I frightenedly raced into the kitchen, fearing that it was a thief or a rapist, and instead found a little parrot.
He was small, green and yellow, with cotton candy stripes on his wings. His beak was a fiery red and was lightly cracked.
He had hidden himself behind the refrigerator and the washing machine, and was shaking like a leaf, fluttering desperately.
I tried to catch him, but he flew away and landed on top of the bookcase. I called out to him in a shrill voice filled with emotion: "Little parrot! Little parrot, come down!" He stared at me curiously, and then turned his head the other way. I sprinkled some Rice Krispies on a plate and offered it to him.
He didn't think twice before stuffing them into his beak, accompanying every bite with his bubbly, satisfied noises. After the snack, the parrot was suddenly friendlier towards me. He got on my back and we walked around the house; he was proud and tranquil, I was as radiant as a child on Christmas morning.
After a couple of hours of cuddling and tenderness, I went out to buy him seeds and a little cage, determined to change my entire life for this exotic omen that had found its way to me.
His advent was a sign of fate that did not want to be understood, only accepted.
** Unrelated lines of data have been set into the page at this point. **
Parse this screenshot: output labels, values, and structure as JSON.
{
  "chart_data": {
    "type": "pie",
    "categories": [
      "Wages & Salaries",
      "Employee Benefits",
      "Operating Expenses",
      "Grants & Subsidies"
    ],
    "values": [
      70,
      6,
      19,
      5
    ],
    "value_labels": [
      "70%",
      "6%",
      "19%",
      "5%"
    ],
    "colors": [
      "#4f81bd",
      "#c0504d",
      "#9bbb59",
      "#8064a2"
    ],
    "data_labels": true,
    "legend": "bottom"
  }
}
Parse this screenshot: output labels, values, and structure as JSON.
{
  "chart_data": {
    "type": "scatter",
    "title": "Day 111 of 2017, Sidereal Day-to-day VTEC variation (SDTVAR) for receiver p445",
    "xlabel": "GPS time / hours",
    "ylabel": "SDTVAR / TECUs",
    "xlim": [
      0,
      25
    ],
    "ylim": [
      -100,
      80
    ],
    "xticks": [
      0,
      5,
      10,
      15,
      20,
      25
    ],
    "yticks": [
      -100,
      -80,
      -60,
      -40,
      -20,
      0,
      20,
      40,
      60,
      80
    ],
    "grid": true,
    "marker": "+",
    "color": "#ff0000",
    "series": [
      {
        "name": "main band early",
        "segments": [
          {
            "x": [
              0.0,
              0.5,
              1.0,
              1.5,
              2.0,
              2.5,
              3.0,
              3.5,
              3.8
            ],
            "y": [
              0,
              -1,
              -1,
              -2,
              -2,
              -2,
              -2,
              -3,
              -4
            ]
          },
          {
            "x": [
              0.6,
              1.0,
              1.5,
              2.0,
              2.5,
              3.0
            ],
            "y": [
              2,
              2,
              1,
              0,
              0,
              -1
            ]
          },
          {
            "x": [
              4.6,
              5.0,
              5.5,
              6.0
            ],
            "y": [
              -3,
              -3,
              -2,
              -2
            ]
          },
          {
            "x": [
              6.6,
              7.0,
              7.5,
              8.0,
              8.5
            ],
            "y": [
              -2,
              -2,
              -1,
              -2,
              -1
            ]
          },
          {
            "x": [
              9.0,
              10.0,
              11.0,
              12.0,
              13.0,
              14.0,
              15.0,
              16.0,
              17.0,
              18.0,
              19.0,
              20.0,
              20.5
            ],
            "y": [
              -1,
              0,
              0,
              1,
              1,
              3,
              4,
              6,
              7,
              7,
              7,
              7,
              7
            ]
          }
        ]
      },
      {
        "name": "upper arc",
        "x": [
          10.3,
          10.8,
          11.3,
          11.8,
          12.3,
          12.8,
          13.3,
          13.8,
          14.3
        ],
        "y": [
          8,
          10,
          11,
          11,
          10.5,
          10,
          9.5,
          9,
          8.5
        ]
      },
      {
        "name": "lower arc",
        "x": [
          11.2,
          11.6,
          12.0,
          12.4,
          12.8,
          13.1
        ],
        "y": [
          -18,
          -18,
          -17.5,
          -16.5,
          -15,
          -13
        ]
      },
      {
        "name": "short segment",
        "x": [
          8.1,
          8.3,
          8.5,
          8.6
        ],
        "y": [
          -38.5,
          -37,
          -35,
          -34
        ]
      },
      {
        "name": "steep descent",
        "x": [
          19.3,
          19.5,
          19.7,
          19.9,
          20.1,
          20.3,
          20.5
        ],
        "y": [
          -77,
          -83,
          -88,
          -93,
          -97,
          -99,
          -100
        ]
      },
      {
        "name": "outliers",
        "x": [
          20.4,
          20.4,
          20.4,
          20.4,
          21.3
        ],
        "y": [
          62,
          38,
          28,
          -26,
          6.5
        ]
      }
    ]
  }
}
When I got home I called out to him, loudly:
"Little parrot?"
Naturally he didn't respond. I found him on the dining room table, immobile. I offered him some seeds and he ate them wearily. I figured he had likely faced a long voyage when he set out to find me.
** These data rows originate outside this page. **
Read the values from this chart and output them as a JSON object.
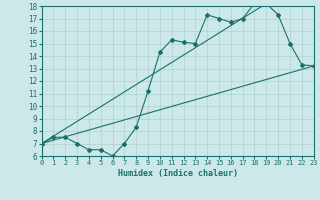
{
  "xlabel": "Humidex (Indice chaleur)",
  "bg_color": "#cce8e8",
  "line_color": "#1a7070",
  "grid_color": "#b0d0d0",
  "xlim": [
    0,
    23
  ],
  "ylim": [
    6,
    18
  ],
  "xticks": [
    0,
    1,
    2,
    3,
    4,
    5,
    6,
    7,
    8,
    9,
    10,
    11,
    12,
    13,
    14,
    15,
    16,
    17,
    18,
    19,
    20,
    21,
    22,
    23
  ],
  "yticks": [
    6,
    7,
    8,
    9,
    10,
    11,
    12,
    13,
    14,
    15,
    16,
    17,
    18
  ],
  "line1_x": [
    0,
    1,
    2,
    3,
    4,
    5,
    6,
    7,
    8,
    9,
    10,
    11,
    12,
    13,
    14,
    15,
    16,
    17,
    18,
    19,
    20,
    21,
    22,
    23
  ],
  "line1_y": [
    7,
    7.5,
    7.5,
    7,
    6.5,
    6.5,
    6,
    7,
    8.3,
    11.2,
    14.3,
    15.3,
    15.1,
    15,
    17.3,
    17,
    16.7,
    17,
    18.2,
    18.2,
    17.3,
    15,
    13.3,
    13.2
  ],
  "line2_x": [
    0,
    23
  ],
  "line2_y": [
    7,
    13.2
  ],
  "line3_x": [
    0,
    19
  ],
  "line3_y": [
    7,
    18.2
  ]
}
He had probably escaped from some old witch with all sorts of elegant expedients and he had come to me because he sensed that there was a lonely woman, too lonely, with absurd childish ways, that desperately wanted to have his company and hear his song. I caressed his wings so very delicately and gratefully when I noticed that the little bird had become stiff.
I thought that he was tired. I put him in his new cage and he consented without fidgeting. As soon as he was in, he painfully spread out his wings, and fell to the side. Maybe he was stretching before going to sleep?
I touched him to pick him up.
He was dead. Just like that.
I pulled my hand back, terrorized.
Dead?? How? Why? Maybe he was scared of the cage? Maybe he had eaten too much? Maybe the cereal had expanded in his stomach, killing him? I placed his small, rigid body in my hands. I started to cry. His little head fell to the side, and his round eyes were covered by transparent eyelids.
I hadn't even had time to give him a name, I could only sigh:
"Little parrot! Why have you come to die on me?"
I put him in a box and decided to bury him in a park behind my house. I went out at night, with a mens black Borsalino snug on my head, who knows why.
I made sure the bird was really dead.
He was. I tossed some seeds in the box... not that he would never know. When I reached the garden, I realized that I had forgotten to bring my hand shovel to dig the hole.
I started to scrape the dirt with my fingers, like a dog.
After a few minutes I gave up. I looked around desperately.
There was a deep ditch full of bushes and weeds and mud and rusted car parts.
I threw the box in the pit, turned my heels, and got the hell out of there.